“Os cúmplices do inimigo são nossos inimigos” Samora Machel!

 

A guisa da minha explanação gostava de trazer ao alto uma expressão Sagrada e sobejamente conhecida pelos leitores da Sagrada Escritura e que foi sabiamente usada por Jesus Cristo, “Quem não é connosco é contra nós”! Essa é uma frase que muitas vezes é usada em contextos políticos e que feliz ou infelizmente tem-se mostrado cada vez mais presente em nossa sociedade. É como se fosse impossível alguém fazer parte de um partido ou grupo político sem concordar com absolutamente tudo o que é dito e feito pelo partido.

Eu me lembro de uma conversa que tive com um amigo há alguns anos. Ele se dizia membro da FRELIMO. Naquela época, o país estava em plena campanha eleitoral e os ânimos estavam acirrados. Meu amigo, porém, parecia não estar muito interessado nas propostas do partido ou nas ideias defendidas pela FRELIMO. Ele simplesmente se dizia “da FRELIMO”.

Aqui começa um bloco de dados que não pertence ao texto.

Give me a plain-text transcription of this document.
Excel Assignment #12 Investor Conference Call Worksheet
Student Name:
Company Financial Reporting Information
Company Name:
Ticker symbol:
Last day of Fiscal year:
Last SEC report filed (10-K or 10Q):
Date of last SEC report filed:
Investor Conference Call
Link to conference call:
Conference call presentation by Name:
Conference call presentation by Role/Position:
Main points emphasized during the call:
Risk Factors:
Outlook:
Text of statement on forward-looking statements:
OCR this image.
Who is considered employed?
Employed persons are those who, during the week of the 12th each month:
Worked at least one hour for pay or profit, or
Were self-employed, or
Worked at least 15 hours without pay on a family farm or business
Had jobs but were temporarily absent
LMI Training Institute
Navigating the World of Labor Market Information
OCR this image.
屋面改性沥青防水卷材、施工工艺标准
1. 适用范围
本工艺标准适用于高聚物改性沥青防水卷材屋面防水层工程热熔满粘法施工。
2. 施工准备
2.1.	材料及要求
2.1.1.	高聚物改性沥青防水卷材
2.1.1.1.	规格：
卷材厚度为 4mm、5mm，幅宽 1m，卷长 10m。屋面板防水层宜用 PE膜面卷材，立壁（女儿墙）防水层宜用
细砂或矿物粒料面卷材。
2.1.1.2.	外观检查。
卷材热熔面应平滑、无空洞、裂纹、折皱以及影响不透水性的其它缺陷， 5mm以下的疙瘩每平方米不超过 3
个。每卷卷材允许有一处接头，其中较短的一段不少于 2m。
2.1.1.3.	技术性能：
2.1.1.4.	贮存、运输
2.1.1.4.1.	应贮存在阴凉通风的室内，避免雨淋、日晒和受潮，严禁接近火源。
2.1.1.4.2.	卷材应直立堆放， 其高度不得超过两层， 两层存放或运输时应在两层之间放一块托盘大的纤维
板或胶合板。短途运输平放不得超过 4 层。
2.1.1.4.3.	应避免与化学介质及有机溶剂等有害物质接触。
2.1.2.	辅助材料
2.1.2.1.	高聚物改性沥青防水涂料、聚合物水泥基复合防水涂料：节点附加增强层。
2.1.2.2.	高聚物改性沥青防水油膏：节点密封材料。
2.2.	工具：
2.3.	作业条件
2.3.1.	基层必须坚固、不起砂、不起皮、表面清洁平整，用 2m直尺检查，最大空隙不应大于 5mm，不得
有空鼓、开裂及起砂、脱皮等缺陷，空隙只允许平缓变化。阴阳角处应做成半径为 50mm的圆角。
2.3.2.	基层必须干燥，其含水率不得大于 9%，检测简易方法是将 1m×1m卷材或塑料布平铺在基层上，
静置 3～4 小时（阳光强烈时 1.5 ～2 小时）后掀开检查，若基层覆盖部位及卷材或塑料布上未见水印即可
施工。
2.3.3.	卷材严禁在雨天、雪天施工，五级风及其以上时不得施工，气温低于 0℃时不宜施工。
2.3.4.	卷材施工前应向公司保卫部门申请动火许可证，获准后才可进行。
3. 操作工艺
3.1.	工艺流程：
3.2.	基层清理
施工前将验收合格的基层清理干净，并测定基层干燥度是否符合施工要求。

Perguntei a ele o que isso significava e ele respondeu que era uma questão de identidade. Ele se via como parte deste grupo político e sentia que isso fazia parte de sua história e de sua cultura. Mas quando perguntei sobre os projetos e iniciativas do governo, ele não sabia dizer muito. Na verdade, parecia não ter muita vontade de discutir o assunto.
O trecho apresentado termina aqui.